从其他HDFS文件格式创建:hadoopFile、sequenceFile、objectFile、newAPIHadoopFile;从Hadoop接口API创建:hadoopRDD、newAPIHadoopRDD
二、RDD基本转换操作(1)–map、flatMap、distinct
1、map
将一个RDD中的每个数据项,通过map中的函数映射变为一个新的元素,输入分区与输出分区一对一,即:有多少个输入分区,就有多少个输出分区。
[root@hadoop211 python]# hadoop fs -cat /tmp/1.txt
hello world
hello spark
hello hive
示例:
//从HDFS读取数据到RDD
scala> var data = sc.textFile("/tmp/1.txt")
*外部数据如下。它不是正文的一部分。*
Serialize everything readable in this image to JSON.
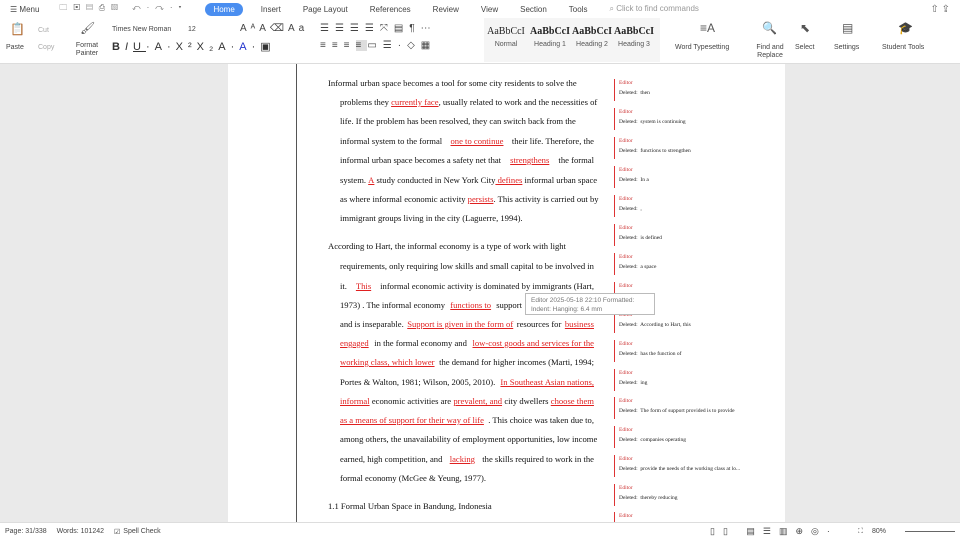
{
  "menubar": {
    "menu": "Menu",
    "tabs": [
      "Home",
      "Insert",
      "Page Layout",
      "References",
      "Review",
      "View",
      "Section",
      "Tools"
    ],
    "search": "Click to find commands"
  },
  "ribbon": {
    "paste": "Paste",
    "cut": "Cut",
    "copy": "Copy",
    "format_painter": "Format Painter",
    "font": "Times New Roman",
    "size": "12",
    "styles": [
      {
        "preview": "AaBbCcI",
        "label": "Normal"
      },
      {
        "preview": "AaBbCcI",
        "label": "Heading 1"
      },
      {
        "preview": "AaBbCcI",
        "label": "Heading 2"
      },
      {
        "preview": "AaBbCcI",
        "label": "Heading 3"
      }
    ],
    "word_typesetting": "Word Typesetting",
    "find_replace": "Find and Replace",
    "select": "Select",
    "settings": "Settings",
    "student_tools": "Student Tools"
  },
  "doc": {
    "lines": [
      [
        {
          "t": "Informal urban space becomes a tool for some city residents to solve the"
        }
      ],
      [
        {
          "t": "problems they "
        },
        {
          "t": "currently face",
          "ins": 1
        },
        {
          "t": ", usually related to work and the necessities of"
        }
      ],
      [
        {
          "t": "life. If the problem has been resolved, they can switch back from the"
        }
      ],
      [
        {
          "t": "informal system to the formal "
        },
        {
          "t": "one to continue",
          "ins": 1
        },
        {
          "t": " their life. Therefore, the"
        }
      ],
      [
        {
          "t": "informal urban space becomes a safety net that "
        },
        {
          "t": "strengthens",
          "ins": 1
        },
        {
          "t": " the formal"
        }
      ],
      [
        {
          "t": "system. "
        },
        {
          "t": "A",
          "ins": 1
        },
        {
          "t": " study conducted in New York City"
        },
        {
          "t": " defines",
          "ins": 1
        },
        {
          "t": " informal urban space"
        }
      ],
      [
        {
          "t": "as where informal economic activity "
        },
        {
          "t": "persists",
          "ins": 1
        },
        {
          "t": ". This activity is carried out by"
        }
      ],
      [
        {
          "t": "immigrant groups living in the city (Laguerre, 1994)."
        }
      ],
      [
        {
          "t": "According to Hart, the informal economy is a type of work with light"
        }
      ],
      [
        {
          "t": "requirements, only requiring low skills and small capital to be involved in"
        }
      ],
      [
        {
          "t": "it. "
        },
        {
          "t": "This",
          "ins": 1
        },
        {
          "t": " informal economic activity is dominated by immigrants (Hart,"
        }
      ],
      [
        {
          "t": "1973) . The informal economy "
        },
        {
          "t": "functions to",
          "ins": 1
        },
        {
          "t": " support"
        }
      ],
      [
        {
          "t": "and is inseparable. "
        },
        {
          "t": "Support is given in the form of",
          "ins": 1
        },
        {
          "t": " resources for "
        },
        {
          "t": "business",
          "ins": 1
        }
      ],
      [
        {
          "t": "engaged",
          "ins": 1
        },
        {
          "t": " in the formal economy and "
        },
        {
          "t": "low-cost goods and services for the",
          "ins": 1
        }
      ],
      [
        {
          "t": "working class, which lower",
          "ins": 1
        },
        {
          "t": " the demand for higher incomes (Marti, 1994;"
        }
      ],
      [
        {
          "t": "Portes & Walton, 1981; Wilson, 2005, 2010). "
        },
        {
          "t": "In Southeast Asian nations,",
          "ins": 1
        }
      ],
      [
        {
          "t": "informal",
          "ins": 1
        },
        {
          "t": " economic activities are "
        },
        {
          "t": "prevalent, and",
          "ins": 1
        },
        {
          "t": " city dwellers "
        },
        {
          "t": "choose them",
          "ins": 1
        }
      ],
      [
        {
          "t": "as a means of support for their way of life",
          "ins": 1
        },
        {
          "t": ". This choice was taken due to,"
        }
      ],
      [
        {
          "t": "among others, the unavailability of employment opportunities, low income"
        }
      ],
      [
        {
          "t": "earned, high competition, and "
        },
        {
          "t": "lacking",
          "ins": 1
        },
        {
          "t": " the skills required to work in the"
        }
      ],
      [
        {
          "t": "formal economy (McGee & Yeung, 1977)."
        }
      ],
      [
        {
          "t": "1.1 Formal Urban Space in Bandung, Indonesia"
        }
      ]
    ]
  },
  "comments": {
    "editor": "Editor",
    "deleted_prefix": "Deleted:",
    "items": [
      "then",
      "system is continuing",
      "functions to strengthen",
      "In a",
      ",",
      "is defined",
      "a space",
      "place",
      "According to Hart, this",
      "has the function of",
      "ing",
      "The form of support provided is to provide",
      "companies operating",
      "provide the needs of the working class at lo...",
      "thereby reducing",
      ""
    ]
  },
  "tooltip": {
    "line1": "Editor 2025-05-18 22:10 Formatted:",
    "line2": "Indent: Hanging: 6.4 mm"
  },
  "status": {
    "page": "Page: 31/338",
    "words": "Words: 101242",
    "spell": "Spell Check",
    "zoom": "80%"
  }
}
data: org.apache.spark.rdd.RDD[String] = /tmp/1.txt MapPartitionsRDD[4] at textFile at <console>:24
//使用map算子
scala> var mapresult = data.map(line => line.split("\\s+")) "\\s"表示:空格,回车,换行等空白符;"+"号表示一个或多个的意思
mapresult: org.apache.spark.rdd.RDD[Array[String]] = MapPartitionsRDD[5] at map at <console>:26
//运算map算子结果
scala> mapresult.collect
res2: Array[Array[String]] = Array(Array(hello, world), Array(hello, spark), Array(hello, hive))
2、flatMap
属于Transformation算子,第一步和map一样,最后将所有的输出分区合并成一个。
示例:
//使用flatMap算子
scala> var flatmapresult = data.flatMap(line => line.split("\\s+"))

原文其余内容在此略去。